1707 Italian-language opera about Hercules by Antonia Bembo

Ercole amante (Hercules in Love) is an 18th-century Italian-language opera in five acts. It was composed in France in 1707 by Antonia Bembo with a libretto by Francesco Buti. Bembo reused Buti's libretto from Francesco Cavalli's 1662 opera of the same name. The libretto is based on stories of Hercules from Sophocles's Women of Trachis, Ovid's Metamorphoses, Pseudo-Apollodorus's Bibliotheca, and Seneca's Hercules Oetaeus.
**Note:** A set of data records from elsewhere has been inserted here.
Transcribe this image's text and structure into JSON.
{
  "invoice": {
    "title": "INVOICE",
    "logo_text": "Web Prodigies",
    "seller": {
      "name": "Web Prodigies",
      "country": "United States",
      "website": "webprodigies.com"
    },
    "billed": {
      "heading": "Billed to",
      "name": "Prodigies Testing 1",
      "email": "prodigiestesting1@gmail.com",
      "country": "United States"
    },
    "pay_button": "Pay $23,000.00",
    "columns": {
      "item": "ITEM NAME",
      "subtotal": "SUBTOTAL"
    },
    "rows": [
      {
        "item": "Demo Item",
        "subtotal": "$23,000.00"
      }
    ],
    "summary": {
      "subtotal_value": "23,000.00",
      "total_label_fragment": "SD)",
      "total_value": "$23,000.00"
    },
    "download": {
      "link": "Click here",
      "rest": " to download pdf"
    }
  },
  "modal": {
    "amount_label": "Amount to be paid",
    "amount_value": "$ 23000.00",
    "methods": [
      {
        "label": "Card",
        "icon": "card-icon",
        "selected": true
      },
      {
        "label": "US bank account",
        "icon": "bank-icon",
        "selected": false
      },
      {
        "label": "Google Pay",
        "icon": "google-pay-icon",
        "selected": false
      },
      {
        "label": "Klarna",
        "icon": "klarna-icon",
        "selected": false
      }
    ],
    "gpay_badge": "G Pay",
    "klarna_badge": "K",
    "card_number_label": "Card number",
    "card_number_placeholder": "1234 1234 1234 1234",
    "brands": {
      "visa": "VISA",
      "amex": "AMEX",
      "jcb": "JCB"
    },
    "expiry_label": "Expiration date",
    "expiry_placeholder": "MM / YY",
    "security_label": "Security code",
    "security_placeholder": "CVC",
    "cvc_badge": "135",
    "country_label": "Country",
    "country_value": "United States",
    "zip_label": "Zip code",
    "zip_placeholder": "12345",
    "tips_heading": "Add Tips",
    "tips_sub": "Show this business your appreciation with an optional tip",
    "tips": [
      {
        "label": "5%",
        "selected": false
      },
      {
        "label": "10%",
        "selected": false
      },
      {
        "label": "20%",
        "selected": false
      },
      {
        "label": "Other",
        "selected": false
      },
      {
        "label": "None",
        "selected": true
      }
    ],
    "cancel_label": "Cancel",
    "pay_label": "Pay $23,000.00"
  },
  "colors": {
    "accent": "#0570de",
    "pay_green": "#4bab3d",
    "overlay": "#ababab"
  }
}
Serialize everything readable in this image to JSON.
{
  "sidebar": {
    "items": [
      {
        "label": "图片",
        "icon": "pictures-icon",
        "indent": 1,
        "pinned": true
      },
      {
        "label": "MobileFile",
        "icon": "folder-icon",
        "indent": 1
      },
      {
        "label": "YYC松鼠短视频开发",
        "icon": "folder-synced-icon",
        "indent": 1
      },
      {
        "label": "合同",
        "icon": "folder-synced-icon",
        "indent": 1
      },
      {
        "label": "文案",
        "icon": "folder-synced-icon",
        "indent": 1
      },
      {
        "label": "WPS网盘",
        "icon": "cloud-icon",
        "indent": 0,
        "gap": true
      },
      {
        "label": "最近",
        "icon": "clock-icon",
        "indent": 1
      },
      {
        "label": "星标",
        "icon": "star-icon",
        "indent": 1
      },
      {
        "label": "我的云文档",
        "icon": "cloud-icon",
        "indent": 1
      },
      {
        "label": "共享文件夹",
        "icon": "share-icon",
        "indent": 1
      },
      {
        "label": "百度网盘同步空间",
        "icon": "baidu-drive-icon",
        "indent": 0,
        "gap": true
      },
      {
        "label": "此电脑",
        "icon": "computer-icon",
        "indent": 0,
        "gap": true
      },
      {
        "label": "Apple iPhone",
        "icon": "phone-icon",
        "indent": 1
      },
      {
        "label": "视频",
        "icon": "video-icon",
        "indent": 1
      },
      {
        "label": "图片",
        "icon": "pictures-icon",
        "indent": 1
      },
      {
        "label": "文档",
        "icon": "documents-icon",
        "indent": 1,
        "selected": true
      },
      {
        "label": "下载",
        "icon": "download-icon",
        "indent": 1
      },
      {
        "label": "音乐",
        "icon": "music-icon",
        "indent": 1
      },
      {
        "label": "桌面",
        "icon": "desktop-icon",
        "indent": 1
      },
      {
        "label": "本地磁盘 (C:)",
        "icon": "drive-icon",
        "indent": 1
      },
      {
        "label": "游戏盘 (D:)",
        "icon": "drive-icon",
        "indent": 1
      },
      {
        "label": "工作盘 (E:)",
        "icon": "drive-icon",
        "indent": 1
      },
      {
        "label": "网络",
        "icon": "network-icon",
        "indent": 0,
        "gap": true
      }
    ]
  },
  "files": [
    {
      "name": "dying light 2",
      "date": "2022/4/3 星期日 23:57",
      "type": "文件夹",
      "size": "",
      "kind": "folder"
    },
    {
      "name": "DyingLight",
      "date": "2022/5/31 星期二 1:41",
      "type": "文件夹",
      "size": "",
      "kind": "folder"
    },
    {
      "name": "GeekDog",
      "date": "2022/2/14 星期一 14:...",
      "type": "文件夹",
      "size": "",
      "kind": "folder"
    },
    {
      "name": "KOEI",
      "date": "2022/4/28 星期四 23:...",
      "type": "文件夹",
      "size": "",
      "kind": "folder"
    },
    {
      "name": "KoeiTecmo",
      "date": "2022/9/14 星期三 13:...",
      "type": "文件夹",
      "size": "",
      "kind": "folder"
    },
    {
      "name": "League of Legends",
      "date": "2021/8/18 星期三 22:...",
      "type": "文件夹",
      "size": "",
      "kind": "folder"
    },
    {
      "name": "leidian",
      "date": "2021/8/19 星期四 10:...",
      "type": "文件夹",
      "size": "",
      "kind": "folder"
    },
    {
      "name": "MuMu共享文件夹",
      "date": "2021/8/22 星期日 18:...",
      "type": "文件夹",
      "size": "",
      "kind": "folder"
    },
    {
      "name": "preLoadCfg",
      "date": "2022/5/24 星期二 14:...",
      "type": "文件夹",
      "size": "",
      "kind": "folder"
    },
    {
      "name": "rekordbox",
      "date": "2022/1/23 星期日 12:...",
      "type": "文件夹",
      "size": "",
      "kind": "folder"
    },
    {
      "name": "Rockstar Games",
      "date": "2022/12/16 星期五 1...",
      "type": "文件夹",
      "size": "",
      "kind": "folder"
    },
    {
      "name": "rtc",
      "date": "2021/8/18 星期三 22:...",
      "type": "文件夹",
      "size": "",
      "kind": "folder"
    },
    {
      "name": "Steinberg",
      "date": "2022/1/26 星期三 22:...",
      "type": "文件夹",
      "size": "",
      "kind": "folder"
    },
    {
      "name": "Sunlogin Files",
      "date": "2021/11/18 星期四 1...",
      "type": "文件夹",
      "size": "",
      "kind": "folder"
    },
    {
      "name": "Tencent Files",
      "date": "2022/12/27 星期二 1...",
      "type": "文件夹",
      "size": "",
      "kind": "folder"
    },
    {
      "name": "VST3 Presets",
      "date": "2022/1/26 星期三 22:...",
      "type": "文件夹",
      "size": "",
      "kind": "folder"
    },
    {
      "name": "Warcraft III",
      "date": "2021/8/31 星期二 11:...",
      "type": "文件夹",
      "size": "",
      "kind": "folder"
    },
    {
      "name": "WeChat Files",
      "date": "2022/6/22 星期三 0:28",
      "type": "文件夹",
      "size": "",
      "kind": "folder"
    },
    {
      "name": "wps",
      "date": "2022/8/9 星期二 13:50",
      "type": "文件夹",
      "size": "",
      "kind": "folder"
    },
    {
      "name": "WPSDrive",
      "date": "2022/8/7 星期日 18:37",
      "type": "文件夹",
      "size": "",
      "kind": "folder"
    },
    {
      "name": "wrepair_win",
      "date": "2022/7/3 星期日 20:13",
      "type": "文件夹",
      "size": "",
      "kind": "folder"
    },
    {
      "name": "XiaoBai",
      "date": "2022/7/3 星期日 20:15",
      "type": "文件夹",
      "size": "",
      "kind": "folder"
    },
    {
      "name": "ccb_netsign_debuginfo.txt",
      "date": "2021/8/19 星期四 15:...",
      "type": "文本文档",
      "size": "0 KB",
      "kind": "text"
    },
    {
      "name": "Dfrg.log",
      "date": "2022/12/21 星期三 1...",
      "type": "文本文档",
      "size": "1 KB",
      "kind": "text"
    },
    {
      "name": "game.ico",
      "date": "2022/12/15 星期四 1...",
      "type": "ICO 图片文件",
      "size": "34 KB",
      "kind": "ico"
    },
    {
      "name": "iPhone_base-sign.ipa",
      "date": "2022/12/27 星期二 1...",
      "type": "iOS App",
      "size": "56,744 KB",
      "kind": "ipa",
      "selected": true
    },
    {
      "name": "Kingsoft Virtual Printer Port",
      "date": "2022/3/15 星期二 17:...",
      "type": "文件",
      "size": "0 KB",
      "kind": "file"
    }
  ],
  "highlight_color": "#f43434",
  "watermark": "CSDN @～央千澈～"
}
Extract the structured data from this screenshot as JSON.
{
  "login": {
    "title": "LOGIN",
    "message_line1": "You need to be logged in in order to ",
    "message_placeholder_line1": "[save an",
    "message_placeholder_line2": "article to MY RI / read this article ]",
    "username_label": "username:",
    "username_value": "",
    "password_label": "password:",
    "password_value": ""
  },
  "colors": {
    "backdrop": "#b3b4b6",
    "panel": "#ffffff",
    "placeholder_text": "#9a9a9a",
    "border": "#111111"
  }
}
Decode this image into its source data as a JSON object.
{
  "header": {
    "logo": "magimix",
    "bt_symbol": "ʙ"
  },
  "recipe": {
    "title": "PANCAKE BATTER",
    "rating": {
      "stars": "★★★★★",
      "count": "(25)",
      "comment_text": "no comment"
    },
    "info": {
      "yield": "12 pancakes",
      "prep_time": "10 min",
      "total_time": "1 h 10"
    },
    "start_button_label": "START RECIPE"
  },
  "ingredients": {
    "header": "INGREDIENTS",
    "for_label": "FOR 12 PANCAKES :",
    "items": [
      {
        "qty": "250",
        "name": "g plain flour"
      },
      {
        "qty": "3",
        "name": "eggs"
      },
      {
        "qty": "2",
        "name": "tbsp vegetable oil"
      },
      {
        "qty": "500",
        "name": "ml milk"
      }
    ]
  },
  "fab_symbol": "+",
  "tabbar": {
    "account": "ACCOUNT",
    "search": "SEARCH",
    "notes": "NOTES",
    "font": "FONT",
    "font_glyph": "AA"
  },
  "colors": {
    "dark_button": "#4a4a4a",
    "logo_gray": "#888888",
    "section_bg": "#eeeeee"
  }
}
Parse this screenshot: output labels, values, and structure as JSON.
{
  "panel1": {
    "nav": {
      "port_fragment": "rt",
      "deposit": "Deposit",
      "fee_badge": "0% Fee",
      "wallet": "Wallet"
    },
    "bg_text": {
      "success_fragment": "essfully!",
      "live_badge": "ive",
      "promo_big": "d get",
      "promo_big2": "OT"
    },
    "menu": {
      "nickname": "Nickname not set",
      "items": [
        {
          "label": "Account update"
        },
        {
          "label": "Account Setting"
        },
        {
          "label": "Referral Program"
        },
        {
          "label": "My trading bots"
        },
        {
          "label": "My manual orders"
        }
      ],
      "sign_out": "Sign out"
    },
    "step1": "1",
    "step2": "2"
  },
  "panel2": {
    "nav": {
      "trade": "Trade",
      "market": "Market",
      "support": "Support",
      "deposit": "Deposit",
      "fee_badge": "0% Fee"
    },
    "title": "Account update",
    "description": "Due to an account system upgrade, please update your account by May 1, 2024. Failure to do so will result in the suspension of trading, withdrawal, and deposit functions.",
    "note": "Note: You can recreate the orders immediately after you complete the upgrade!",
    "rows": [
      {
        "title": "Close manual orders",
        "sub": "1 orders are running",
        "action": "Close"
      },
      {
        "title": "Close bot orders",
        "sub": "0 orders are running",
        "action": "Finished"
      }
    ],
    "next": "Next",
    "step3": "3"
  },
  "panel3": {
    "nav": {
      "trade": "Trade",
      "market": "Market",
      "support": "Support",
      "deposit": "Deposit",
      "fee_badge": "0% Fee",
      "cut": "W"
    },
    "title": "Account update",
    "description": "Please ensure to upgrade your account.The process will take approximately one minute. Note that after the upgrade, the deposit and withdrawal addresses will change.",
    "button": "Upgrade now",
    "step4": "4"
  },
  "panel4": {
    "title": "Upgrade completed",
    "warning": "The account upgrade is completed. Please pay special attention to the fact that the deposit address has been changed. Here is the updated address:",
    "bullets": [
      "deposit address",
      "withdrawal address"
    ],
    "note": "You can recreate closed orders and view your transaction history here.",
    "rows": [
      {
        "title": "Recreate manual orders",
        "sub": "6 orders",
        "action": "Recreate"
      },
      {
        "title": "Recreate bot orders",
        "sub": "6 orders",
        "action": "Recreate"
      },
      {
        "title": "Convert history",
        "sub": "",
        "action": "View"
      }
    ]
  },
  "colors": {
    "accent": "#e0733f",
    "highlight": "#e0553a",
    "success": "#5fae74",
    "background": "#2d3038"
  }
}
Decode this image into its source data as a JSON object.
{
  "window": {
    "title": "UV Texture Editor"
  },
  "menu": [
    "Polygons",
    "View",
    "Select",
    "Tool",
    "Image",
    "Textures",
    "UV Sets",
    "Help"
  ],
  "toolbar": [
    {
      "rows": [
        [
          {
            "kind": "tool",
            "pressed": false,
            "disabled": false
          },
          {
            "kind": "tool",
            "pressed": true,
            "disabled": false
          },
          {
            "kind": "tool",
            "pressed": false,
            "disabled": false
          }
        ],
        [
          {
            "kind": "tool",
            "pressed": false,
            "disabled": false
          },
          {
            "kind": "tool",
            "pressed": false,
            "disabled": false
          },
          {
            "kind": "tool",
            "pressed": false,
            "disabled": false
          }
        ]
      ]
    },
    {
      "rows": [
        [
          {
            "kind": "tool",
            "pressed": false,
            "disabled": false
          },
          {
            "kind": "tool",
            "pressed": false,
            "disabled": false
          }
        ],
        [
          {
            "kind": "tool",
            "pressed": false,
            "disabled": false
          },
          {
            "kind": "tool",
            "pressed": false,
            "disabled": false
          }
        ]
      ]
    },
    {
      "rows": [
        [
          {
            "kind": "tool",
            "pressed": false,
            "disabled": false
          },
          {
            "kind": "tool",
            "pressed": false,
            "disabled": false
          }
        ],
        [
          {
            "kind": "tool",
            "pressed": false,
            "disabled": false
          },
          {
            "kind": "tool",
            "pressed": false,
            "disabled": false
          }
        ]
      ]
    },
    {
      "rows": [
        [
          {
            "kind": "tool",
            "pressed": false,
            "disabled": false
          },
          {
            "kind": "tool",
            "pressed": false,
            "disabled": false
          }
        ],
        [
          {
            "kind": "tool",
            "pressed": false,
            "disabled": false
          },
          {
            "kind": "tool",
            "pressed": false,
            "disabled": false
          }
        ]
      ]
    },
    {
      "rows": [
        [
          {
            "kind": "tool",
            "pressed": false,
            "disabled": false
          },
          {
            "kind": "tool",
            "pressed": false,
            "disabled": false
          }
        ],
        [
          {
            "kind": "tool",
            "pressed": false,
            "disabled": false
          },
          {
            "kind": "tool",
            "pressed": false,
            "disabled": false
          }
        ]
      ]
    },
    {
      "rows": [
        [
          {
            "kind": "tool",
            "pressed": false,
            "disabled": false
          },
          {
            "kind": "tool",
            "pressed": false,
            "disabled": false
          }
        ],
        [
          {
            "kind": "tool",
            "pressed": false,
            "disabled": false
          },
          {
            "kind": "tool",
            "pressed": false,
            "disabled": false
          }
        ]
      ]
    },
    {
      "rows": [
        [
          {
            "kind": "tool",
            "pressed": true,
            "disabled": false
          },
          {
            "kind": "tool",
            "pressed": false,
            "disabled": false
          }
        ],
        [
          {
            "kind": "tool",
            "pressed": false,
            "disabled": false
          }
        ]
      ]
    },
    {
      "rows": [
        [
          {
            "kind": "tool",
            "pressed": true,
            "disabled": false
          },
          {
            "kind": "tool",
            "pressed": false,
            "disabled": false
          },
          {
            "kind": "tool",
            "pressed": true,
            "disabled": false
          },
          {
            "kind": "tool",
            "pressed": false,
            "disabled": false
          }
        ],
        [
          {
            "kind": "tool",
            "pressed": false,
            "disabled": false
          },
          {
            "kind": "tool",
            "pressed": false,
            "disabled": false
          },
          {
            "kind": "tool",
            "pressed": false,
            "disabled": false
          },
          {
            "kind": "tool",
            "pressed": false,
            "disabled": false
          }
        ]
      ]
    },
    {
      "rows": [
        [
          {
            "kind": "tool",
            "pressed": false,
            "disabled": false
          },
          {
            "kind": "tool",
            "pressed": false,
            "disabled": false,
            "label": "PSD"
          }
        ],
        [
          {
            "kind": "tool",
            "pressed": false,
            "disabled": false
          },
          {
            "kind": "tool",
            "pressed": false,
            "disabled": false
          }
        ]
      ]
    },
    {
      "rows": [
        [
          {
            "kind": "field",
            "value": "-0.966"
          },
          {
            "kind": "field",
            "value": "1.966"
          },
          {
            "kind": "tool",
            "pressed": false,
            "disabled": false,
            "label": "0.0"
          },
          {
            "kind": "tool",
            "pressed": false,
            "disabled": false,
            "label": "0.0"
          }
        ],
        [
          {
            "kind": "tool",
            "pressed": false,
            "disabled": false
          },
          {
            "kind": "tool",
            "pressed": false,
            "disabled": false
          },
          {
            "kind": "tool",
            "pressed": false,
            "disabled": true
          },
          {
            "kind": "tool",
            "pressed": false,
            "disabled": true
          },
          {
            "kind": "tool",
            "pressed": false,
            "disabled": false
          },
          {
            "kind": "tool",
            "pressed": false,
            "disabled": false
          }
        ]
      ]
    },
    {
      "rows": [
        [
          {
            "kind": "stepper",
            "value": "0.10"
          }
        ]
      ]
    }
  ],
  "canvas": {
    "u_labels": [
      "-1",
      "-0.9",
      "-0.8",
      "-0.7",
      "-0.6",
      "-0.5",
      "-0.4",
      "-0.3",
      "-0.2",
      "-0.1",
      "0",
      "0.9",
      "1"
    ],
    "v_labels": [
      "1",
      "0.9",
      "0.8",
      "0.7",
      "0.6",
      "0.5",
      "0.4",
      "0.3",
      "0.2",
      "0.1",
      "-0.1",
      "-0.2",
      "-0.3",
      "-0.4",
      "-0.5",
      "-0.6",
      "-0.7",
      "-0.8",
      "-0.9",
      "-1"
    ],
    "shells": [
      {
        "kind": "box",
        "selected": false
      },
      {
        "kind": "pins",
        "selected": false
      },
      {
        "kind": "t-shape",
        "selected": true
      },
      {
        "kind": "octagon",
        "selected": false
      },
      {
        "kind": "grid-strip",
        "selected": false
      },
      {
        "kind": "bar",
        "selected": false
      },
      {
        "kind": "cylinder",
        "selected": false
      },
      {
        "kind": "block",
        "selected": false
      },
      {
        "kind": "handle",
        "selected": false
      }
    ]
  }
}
The opera was first performed in Stuttgart in 2023 in a concert version. Ars Minerva plans to give the first staged performance in San Francisco in November 2025. The Paris Opera is scheduled to perform Ercole in May 2026.

==Synopsis==
Setting: Mythological ancient Greece

Ercole loves Iole, who is in love with his son Hyllo. Venere tries to help Ercole by casting a spell on Iole, but Giunone opposes them. Iole, seeking revenge for her father’s death, tries to kill Ercole, but he mistakes Hyllo as the attacker. Dejanira pleads for Hyllo, and Iole agrees to accept Ercole if he spares her beloved. Hyllo, despairing, attempts suicide but is saved by Nettuno. Iole and Dejanira believe Hyllo dead. Iole's father’s ghost appears, warning Iole she should not marry Ercole.Venere, however, uses an enchanted chair to make Iole feel affection for Ercole. Meanwhile, Licco has Iole give Ercole a poisoned shirt, which kills him. Giunone triumphs, reuniting Hyllo and Iole.

===Act I===
Ercole (Hercules) has defeated the Kingdom of Oechalia and killed its ruler, Eutyro. Ercole loves Eutyro's daughter Iole, but she is betrothed to Ercole's son Hyllo. Venere (Venus), goddess of love, arrives with the Graces and decides to help Ercole win Iole by casting a spell on her. Hearing of Venere's work, the goddess Giunone (Juno) decides to thwart Venere and Ercole.

===Act II===
The lovers Hyllo and Iole learn of Ercole's interest in her. Giunone sings that she will stop Venere. Pasithea, one of the Graces, goes to the cave of Sleep to seek his help in Venere's plans.

===Act III===
Ercole is in a deep slumber. Iole moves to kill Ercole, seeking to avenge her father. Ercole is awakened by the god Mercurio (Mercury). Ercole believes Hyllo was trying to kill him and wants his son dead. Dejanira, Ercole's wife, pleads for their son. Iole promises she will accept Ercole if he will spare Hyllo. Ercole exiles his wife and orders Hyllo confined to a tower overlooking the ocean.

===Act IV===
Hyllo jumps from his tower into the sea intending suicide. But Giunone calls upon Nettuno (Neptune), god of the sea, to save Hyllo. Iole and Dejanira do not know of the gods' intervention and believe Hyllo dead. They go to the grave of Iole's father. Eutyro's ghost appears, warning Iole she should not marry Ercole. Venere continues her schemes by creating an enchanted chair. When Iole sits in it, she feels affection for Ercole.

===Act V===
In Hades, Eutyro and the other victims of Ercole sing. Licco, a servant of Dejanira, plots to disrupt the wedding. At Licco's behest, Iole offers Ercole a shirt soaked in the blood of the centaur Nessus, who Ercole had killed. Ercole is poisoned by the shirt and dies. Giunone appears, triumphant, with Hyllo. He reunites with Iole. Ercole ascends to Heaven and marries Beauty.

==Composition==

Venice in 1636

Antonia Bembo was born in the Republic of Venice circa 1640. She had voice lessons from Francesco Cavalli in Venice in the 1650s and may also have studied composition under him. Around 1676, she fled Venice to escape an abusive marriage and settled in Paris. King Louis XIV heard her sing and awarded a pension. She lived at the convent at the Church of Notre-Dame-de-Bonne-Nouvelle.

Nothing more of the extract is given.